Parfois, il pleure alors qu’il sait parler. Là, c’est tout simplement comme les adultes : l’émotion est trop forte, pleurer fait du bien. Les scientifiques supposent que pleurer permet d’évacuer des hormones de stress. D’autres expliquent que pleurer libère des endorphines (hormones du bien-être).

Pourquoi ne s’exprime-t-il pas par la parole ? Soit parce qu’il ne sait pas parler (trop jeune, handicap…), soit parce qu’il n’a pas acquis le vocabulaire permettant de nommer et reconnaître ses émotions. Ah ah, nous entrons encore dans un autre sujet là. On verra ça dans un autre article. 
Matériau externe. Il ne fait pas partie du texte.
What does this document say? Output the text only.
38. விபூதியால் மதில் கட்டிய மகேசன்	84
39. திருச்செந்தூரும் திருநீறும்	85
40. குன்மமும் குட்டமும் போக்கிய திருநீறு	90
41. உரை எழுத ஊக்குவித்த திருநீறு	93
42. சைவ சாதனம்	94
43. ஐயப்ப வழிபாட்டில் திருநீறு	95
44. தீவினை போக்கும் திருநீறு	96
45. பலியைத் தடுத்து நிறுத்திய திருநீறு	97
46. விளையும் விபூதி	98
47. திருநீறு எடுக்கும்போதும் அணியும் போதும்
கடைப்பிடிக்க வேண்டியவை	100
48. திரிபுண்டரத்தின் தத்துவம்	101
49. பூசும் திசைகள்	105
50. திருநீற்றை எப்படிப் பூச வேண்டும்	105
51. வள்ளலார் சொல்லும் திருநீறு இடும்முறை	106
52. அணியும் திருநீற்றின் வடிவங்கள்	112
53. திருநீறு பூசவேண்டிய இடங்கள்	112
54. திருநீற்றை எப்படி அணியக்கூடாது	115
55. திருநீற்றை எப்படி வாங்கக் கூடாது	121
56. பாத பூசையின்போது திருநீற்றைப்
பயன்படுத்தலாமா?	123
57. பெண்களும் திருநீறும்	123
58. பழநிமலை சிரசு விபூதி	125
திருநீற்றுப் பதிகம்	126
Attention, je ne parle pas de laisser pleurer un bébé qui demande de l’attention, a faim, froid… Juste de ne pas nier ses sentiments quand il pleure parce qu’il a mal, a eu peur, est triste… S’il pleure, les adultes autour de lui peuvent l’aider. Un câlin plein d’empathie et de compassion, en lui disant qu’on comprend, ou bien qu’on ne comprend pas mais qu’on voit qu’il va mal, et qu’il peut pleurer si ça lui fait du bien. Chez nous, 20 à 45 secondes suffisent (même si le câlin peut se prolonger).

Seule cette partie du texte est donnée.